JM (John Marsh) [Floyd lighting man]: He lived for a time in a flat in the
Cromwell Road with various characters, acid-in-the-reservoir, change-the-face- of-the-world acid missionaries. Everyone
knew that if you went round to see Syd, never have a
cup of tea, never take a glass of water unless you got it yourself from the
tap, because everything in that flat was spiked.
PJ: 101 Cromwell Road was the catastrophic flat where Syd
got acided out. He had one of our cats and they even
gave the cats acid. I don't think they were evil geniuses deliberately trying
to fuck with Syd's mind,
they were just heavy, loony messianic acid freaks. As soon as we realised what was going on we moved him out of Cromwell
Road into a flat in South Ken, where he lived with Storm and Po (Thorgerson and Powell, Hypgnosis),
but by then it was too late.
JB: One of the last British gigs Syd played with
Floyd was the Technicolor Dream at Ally Pally. First
of all we couldn't find Syd, then I found him in the
dressing room and we was so gone. I kept saying, Syd, It's June. Look at me. Roger
Waters and I got him on his feet, got him out to the stage. We put the white
Stratocaster round his neck and he walked on stage and of course the audience
went spare because they loved him. The band started to play and Syd stood there, he just stood there, tripping out of his
mind. They did three, maybe four numbers and we got
him off. He couldn't stand up for a set, let alone do anything else.

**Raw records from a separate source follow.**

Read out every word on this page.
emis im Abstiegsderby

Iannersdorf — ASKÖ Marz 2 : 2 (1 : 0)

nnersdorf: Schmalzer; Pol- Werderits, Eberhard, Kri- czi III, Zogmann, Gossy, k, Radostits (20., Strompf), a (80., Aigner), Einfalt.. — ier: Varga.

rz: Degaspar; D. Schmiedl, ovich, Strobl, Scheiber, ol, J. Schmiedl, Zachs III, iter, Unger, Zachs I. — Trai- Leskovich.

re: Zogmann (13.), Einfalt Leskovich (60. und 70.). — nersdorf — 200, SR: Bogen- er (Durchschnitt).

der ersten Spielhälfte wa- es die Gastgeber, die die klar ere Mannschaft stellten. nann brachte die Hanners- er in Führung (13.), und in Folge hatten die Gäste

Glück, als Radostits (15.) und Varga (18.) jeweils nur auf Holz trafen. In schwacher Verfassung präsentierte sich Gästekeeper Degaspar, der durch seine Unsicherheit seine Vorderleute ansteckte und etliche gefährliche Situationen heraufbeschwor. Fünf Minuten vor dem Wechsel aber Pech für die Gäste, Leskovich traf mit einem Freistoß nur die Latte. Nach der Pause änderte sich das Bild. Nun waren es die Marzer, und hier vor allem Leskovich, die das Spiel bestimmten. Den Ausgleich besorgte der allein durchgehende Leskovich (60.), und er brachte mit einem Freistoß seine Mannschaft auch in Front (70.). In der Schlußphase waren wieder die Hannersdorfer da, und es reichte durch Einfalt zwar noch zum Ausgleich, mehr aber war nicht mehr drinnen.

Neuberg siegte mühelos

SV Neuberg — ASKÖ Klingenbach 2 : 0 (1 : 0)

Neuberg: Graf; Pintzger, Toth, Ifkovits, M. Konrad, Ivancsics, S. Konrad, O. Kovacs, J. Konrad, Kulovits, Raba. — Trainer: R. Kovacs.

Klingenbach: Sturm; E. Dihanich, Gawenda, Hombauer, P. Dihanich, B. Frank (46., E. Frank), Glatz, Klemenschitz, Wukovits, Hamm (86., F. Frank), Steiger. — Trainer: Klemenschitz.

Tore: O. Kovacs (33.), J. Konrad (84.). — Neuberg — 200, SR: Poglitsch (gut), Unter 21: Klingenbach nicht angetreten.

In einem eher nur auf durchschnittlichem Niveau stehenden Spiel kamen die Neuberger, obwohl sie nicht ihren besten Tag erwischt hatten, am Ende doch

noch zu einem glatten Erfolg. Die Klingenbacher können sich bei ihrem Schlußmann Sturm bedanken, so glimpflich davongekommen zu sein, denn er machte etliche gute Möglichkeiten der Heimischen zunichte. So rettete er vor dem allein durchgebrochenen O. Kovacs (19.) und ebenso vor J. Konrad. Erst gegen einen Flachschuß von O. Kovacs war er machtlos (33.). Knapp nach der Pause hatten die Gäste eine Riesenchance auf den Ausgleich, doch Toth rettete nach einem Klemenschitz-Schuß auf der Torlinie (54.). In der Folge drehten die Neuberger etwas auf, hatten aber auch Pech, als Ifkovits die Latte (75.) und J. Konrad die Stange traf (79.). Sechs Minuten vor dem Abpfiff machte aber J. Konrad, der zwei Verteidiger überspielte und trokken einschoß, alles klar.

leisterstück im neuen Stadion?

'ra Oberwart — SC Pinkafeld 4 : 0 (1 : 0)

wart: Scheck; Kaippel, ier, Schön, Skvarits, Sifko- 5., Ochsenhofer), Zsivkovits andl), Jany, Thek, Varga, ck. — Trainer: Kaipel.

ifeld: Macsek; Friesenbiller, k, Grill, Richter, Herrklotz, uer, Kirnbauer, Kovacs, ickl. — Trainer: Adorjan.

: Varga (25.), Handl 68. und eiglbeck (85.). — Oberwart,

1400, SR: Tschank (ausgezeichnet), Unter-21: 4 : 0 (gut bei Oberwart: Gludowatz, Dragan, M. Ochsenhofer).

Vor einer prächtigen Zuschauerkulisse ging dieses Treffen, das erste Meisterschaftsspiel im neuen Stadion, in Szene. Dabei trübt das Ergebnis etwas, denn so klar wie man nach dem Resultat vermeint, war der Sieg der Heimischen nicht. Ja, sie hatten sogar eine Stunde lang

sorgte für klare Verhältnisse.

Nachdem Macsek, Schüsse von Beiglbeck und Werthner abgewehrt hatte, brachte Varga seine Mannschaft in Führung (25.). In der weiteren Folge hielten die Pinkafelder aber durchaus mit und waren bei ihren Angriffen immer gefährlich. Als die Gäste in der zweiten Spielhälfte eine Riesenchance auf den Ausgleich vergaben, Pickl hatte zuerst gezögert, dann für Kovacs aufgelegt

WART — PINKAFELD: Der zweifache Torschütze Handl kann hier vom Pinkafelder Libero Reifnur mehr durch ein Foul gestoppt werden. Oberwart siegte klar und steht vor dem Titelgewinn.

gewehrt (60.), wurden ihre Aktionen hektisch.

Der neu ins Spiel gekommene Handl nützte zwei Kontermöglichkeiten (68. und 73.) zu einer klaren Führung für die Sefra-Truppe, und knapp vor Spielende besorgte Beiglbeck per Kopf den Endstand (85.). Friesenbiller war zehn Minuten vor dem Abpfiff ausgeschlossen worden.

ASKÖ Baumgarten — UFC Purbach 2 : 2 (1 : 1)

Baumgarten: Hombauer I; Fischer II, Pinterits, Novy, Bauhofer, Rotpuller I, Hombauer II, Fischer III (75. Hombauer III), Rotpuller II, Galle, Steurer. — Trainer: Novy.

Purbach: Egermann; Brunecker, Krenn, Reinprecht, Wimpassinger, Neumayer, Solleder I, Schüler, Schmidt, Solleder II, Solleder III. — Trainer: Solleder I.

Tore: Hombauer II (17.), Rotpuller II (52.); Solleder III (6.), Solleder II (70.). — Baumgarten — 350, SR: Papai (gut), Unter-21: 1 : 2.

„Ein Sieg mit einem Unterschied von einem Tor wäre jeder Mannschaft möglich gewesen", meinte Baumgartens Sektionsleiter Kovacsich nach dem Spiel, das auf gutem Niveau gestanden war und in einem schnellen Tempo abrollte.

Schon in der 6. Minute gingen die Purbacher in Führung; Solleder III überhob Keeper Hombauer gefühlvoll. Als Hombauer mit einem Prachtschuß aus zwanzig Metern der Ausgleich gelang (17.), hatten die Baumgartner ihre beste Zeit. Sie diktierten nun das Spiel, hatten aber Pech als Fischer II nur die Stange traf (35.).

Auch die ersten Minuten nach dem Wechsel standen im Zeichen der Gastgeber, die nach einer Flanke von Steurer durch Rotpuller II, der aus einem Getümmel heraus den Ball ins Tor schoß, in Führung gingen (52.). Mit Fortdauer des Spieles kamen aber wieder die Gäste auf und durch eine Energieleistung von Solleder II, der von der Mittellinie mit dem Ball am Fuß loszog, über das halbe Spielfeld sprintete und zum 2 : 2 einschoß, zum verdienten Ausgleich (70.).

NM: Syd went mad on the first American tour in
the Autumn of '67. He didn't know where he was most of
the time. I remember he de-tuned his guitar on stage at Venice, LA, and just
stood there rattling the strings, which was a bit
weird, even for us. Another time he emptied a can of Brylcream
on his head because he said he didn't like his curly hair.
JM: Some A&R man was taking them around Hollywood for the classic tour
of stars' homes, and Syd's wandering around the
place, wide-eyed, and reckless. Gee, he says. It's great to be in Las Vegas.
JMe (Jonathan Meades)
[then a RADA student, now author and restaurant critic]: In late '67 Syd Barrett and some other people, one of whom I knew,
lived in Egerton Court, a mansion block opposite
South Ken tube station. I went there at the time when Syd
had either just left the band or was ready for the final heave-ho. Syd was certainly the crazy of the party and one got the
impression that he was also rather disliked. There was this terrible noise. It
sounded like heating pipes shaking. I said, What's
that? and my friend sort of giggled and said, That's Syd having a bad trip. We put him in the linen cupboard.
RW: We
ended up living together in a flat in Richmond in early '68. The five- man band
idea really wasn't working out, but we couldn't bring ourselves to tell him. So
when I went off to play gigs, I'd tell Syd I was
going out to get cigarettes. It was awful.
JF (Jenny Fabian) [starfucker author of
Groupie]: Syd was so beautiful, though I only ever
lay beside him, nothing more could be accomplished. I only hung around him for
two or three weeks just before he flipped. Years later I found him again,
living in a room in a flat in Earls Court. He was sitting in a corner on a
mattress and he'd painted every other floodboard
alternate colours, red and green. [Cover
of Madcap??] He boiled an egg in a kettle and ate it. And he listened
over and over again to Beach Boys tapes, which I found a bit distressing. He
was still exactly the same, only now he was Syd
Barrett the has-been rather than Syd Barrett the
star.
NM: Whether it was attributable to bad acid, bad trips, I don't know. I
actually think there was some sort of damage there to start with.
PJ: It was his latent madness which gave him his creativity. The acid
brought out the creativity, but more important, it brought out the madness, and the darkness in his personality. The creativity
was there, smoking dope was enough to get it going. What happened was
catastrophic. All his talent came out in this great flood; then it burnt out.